Alvin Gentry, on the other hand, coached the New Orlean Pelicans for five years. The head coach was last seen in the playoffs in 2018 with Anthony Davis, Rajon Rondo, and Demarcus Cousins playing for him. That year the Pelicans made it to the second round of playoffs but lost to the Golden State Warriors in five games. He recently acquired young talent within the last two years with a trade resulting in receiving Josh Hart, Lonzo Ball, and Brandan Ingram for Anthony Davis, as well as drafting Zion Williamson. This past season Gentry and his young team were only five games shy of making the playoffs. Yet, he was fired. Gentry had just been blessed with a young team with loads of potential and didn’t get the chance to show the team’s promise without the help of a superstar.

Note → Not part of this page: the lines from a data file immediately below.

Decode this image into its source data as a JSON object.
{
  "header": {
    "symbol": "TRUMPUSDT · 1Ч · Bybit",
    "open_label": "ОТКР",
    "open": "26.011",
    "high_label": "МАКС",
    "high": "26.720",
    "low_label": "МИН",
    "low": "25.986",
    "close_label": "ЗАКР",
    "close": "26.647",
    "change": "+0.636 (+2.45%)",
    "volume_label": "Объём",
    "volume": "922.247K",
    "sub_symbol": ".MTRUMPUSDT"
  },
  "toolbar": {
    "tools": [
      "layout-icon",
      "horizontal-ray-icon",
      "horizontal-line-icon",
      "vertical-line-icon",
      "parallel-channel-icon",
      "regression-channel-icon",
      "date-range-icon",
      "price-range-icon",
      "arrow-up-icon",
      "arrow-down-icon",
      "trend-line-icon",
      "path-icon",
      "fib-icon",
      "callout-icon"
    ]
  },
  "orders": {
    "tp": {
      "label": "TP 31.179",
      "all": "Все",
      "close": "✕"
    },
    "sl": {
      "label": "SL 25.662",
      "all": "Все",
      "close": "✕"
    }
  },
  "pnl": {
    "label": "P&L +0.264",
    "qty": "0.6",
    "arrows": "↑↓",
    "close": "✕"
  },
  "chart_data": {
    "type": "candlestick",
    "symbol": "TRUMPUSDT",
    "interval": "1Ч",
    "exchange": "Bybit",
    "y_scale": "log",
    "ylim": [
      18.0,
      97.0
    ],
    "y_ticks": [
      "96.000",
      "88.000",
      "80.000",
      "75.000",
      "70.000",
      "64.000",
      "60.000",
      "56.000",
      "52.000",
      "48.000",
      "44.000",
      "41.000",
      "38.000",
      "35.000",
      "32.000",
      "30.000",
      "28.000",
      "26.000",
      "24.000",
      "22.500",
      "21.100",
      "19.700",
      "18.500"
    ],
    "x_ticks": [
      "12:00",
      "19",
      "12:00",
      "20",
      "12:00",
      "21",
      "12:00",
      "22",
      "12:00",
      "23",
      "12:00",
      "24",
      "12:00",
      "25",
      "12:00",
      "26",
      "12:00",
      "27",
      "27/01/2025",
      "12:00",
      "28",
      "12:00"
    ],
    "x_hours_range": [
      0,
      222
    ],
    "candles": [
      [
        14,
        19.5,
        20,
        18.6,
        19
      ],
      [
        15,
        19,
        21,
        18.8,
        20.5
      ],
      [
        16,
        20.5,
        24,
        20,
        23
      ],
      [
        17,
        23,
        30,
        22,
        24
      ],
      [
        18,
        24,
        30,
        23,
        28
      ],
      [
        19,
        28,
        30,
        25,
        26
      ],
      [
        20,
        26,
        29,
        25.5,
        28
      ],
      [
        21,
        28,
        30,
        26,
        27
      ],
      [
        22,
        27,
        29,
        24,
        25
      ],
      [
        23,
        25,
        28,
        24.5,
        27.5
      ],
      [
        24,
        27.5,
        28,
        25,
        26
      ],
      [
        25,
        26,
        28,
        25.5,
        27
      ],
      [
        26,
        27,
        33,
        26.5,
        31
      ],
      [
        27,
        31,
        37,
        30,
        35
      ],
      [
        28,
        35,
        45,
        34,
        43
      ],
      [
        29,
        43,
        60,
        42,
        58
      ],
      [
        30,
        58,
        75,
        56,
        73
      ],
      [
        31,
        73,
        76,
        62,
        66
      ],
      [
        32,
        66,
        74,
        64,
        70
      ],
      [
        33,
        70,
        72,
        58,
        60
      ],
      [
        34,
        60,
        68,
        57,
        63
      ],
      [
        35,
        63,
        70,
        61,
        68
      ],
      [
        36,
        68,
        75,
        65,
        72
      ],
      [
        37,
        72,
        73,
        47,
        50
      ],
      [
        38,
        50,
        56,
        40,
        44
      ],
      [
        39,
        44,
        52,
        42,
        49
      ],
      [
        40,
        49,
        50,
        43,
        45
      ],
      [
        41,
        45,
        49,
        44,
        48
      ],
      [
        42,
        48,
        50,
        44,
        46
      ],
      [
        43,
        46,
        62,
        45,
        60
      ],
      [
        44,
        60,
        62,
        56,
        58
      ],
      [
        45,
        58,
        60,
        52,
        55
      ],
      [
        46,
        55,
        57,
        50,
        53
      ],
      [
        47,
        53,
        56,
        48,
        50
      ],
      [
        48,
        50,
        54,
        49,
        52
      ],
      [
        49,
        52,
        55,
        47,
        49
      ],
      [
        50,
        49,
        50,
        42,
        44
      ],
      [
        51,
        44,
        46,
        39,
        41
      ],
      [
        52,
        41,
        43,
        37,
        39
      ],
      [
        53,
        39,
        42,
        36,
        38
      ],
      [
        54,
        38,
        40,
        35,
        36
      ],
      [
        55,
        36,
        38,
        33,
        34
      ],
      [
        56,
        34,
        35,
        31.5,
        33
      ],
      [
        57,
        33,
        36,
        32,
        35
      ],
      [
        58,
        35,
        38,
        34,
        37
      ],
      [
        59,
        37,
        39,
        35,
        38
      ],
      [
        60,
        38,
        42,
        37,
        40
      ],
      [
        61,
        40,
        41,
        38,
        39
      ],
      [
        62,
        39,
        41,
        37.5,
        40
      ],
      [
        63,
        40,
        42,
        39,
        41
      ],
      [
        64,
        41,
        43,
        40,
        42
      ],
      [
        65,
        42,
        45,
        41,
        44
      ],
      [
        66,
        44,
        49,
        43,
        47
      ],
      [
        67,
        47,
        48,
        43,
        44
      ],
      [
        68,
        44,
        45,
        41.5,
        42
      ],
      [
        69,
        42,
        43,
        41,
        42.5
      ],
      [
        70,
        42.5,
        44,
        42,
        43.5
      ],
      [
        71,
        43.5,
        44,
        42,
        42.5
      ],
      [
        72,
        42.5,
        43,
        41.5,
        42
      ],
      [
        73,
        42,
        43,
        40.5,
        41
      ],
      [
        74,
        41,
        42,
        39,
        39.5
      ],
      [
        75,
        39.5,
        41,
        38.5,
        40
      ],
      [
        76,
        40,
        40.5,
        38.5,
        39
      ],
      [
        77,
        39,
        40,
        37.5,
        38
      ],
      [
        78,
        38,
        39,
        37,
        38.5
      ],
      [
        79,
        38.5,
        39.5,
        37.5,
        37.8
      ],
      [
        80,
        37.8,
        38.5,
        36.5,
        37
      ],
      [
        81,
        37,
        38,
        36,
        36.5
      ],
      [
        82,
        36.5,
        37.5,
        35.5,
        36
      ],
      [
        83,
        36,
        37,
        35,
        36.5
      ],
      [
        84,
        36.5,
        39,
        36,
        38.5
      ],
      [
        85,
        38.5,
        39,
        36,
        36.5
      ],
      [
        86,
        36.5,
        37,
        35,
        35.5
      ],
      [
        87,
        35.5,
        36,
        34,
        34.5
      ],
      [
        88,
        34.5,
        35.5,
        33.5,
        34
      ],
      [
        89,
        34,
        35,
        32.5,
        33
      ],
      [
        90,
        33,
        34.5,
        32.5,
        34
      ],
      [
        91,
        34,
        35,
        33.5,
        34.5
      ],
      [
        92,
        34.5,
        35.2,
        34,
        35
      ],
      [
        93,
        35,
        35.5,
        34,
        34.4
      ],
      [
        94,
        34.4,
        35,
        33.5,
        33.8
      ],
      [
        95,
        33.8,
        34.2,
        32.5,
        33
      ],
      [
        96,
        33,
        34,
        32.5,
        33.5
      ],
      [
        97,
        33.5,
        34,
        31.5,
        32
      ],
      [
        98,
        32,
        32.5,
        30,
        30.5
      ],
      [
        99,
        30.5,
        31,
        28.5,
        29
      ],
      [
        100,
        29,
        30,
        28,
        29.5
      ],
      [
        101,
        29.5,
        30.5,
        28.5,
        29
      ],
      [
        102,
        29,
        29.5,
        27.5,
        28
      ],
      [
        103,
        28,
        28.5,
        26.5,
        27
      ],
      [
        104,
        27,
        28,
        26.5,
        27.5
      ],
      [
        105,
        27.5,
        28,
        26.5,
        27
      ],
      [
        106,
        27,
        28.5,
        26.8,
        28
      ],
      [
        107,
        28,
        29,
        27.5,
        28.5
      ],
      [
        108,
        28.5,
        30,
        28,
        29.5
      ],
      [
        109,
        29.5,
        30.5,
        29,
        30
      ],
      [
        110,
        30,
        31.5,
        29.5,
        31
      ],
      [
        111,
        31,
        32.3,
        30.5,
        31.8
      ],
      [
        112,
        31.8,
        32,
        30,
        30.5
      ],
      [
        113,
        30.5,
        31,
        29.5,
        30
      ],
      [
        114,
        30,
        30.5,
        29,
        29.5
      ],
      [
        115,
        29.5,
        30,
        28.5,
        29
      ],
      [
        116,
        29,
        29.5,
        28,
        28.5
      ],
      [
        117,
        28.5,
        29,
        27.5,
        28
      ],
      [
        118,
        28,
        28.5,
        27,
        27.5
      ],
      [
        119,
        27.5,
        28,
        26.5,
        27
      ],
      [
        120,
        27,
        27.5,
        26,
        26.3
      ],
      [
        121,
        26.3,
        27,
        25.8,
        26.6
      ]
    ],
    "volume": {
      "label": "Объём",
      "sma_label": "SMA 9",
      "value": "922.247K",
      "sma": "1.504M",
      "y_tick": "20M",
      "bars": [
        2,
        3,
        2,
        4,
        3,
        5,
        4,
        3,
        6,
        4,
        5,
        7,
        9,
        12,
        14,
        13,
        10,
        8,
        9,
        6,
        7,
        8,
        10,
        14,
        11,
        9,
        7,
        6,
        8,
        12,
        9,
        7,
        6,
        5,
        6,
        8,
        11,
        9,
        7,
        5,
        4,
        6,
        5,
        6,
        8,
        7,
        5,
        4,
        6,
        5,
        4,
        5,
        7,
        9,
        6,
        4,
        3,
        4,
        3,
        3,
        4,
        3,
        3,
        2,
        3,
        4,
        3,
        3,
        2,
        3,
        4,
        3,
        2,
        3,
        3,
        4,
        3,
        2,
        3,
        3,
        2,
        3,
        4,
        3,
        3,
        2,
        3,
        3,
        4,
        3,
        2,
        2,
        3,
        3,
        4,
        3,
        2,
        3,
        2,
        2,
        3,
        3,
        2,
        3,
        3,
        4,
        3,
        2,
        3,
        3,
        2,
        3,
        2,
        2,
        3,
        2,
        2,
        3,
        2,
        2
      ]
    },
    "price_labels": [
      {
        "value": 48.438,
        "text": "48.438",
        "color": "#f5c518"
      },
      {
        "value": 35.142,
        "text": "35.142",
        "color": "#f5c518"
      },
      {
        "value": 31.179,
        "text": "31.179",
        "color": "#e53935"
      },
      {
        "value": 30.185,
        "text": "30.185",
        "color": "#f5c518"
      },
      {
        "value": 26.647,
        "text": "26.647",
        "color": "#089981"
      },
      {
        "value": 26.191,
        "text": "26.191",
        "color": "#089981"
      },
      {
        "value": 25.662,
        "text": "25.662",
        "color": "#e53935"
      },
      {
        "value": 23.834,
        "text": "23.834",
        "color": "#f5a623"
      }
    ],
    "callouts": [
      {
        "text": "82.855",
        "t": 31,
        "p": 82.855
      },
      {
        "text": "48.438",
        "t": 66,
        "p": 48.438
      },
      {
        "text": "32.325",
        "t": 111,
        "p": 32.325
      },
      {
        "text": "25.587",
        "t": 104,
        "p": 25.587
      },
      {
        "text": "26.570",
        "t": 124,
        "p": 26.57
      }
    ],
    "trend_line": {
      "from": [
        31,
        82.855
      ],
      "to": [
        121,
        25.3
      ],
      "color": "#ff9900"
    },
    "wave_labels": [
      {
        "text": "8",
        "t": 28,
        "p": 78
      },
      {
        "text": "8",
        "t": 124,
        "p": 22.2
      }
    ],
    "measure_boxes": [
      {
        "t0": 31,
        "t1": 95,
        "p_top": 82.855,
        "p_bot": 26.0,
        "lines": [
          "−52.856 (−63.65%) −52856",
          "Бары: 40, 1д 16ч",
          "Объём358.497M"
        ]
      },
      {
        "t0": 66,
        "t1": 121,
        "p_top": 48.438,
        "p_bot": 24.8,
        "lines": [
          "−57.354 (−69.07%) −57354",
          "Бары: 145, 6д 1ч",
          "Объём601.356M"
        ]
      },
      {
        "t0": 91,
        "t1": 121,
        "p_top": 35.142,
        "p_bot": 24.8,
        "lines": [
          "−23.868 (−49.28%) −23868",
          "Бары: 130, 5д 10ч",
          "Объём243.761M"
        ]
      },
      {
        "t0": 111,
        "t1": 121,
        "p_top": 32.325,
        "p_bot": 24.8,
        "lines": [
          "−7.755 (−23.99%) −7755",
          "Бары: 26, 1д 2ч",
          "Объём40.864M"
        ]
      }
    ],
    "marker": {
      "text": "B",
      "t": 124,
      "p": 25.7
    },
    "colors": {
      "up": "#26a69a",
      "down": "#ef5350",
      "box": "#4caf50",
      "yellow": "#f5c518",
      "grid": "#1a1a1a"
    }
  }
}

The firing of these coaches displays a message to the NBA audience. The message of black coaches having a shorter clock than white coaches. These black coaches, McMillan, Vaughn, and Gentry, were hired into a situation and got fired for nothing that was their fault. Injuries, illness, and other things out of a coach’s control should be considered before firing that coach. McMillan couldn’t help the fact that two of his best players struggled with injuries. Vaughn coached to the best of his ability but was left short-handed due to COVID. Gentry was probably about to have one of the best-rebuilt teams with the Pelicans but wasn’t even given a chance to work with the talent he had. Even though times have supposedly changed, black people are still forced to be twice as better than their white counterparts in half the time.